Expiring futures contracts and forecasts of a drain on commercial crude oil inventories in the world's leading economy sent oil prices higher early Tuesday. As United Press International writes in an article "Crude oil prices jump on signs of declining inventories", Brent crude oil, the global benchmark for the price of oil, has moved into the October contract. West Texas Intermediate, the U.S. benchmark, is still trading in September.
Phil Flynn, a market analyst at the PRICE Futures Group in Chicago, said in a daily emailed market report that was an influential factor in early trading. "The run into today's contract expiration reflects the fact that U.S. refineries are running at a record pace and that last week's crude oil build was not enough to satisfy the ravenous crude eating refineries," he remarked.

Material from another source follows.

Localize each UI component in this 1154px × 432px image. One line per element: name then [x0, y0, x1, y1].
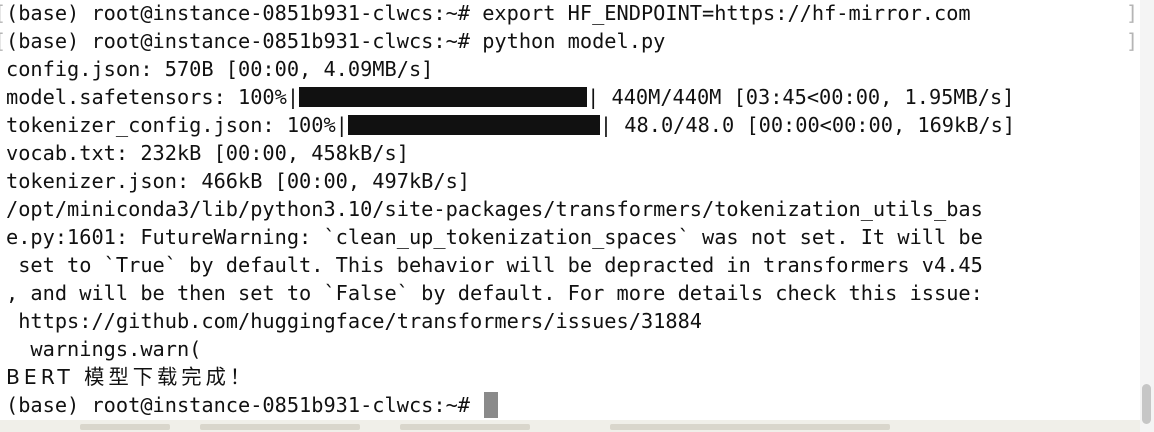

Brent was up 0.82 percent as of 9:20 a.m. EDT to $72.80 per barrel. West Texas Intermediate was up 1.24 percent to $66.23 per barrel.
The push higher follows several sessions of weaker performance in the price of oil, triggered in part on signs of slowing economic growth. Australian energy and mining company BHP Billiton in an annual commodity outlookreported global economic growth would likely be in the range of 3.5 percent and 4 percent for 2018, on par with last year and up from the 3.25 percent growth from 2016. Most of the industrialized economies should experience robust growth, though China, the world's second-largest economy, is slowing down.
Trade tensions, however, are expected to have a negative impact on the global economy. Growth in global gross domestic product is expected at between 3.25 percent and 3.75 percent through 2020.
Commodity pricing group S&P Global Platts forecast a drain on crude oil of 3.37 million barrels, a 400,000 barrel draw on gasoline, but a 2 million barrel increase in distillates. Distillates account for about a third of total oil demand and a build would be indicative of a possible slowdown.
Meanwhile, Flynn notes the U.S. government plans to drain some of the oil from its strategic reserves. That would offset in the short-term some of the concerns about the lack of spare capacity on the market, but wouldn't be enough to address the loss of Iranian oil from the market in November.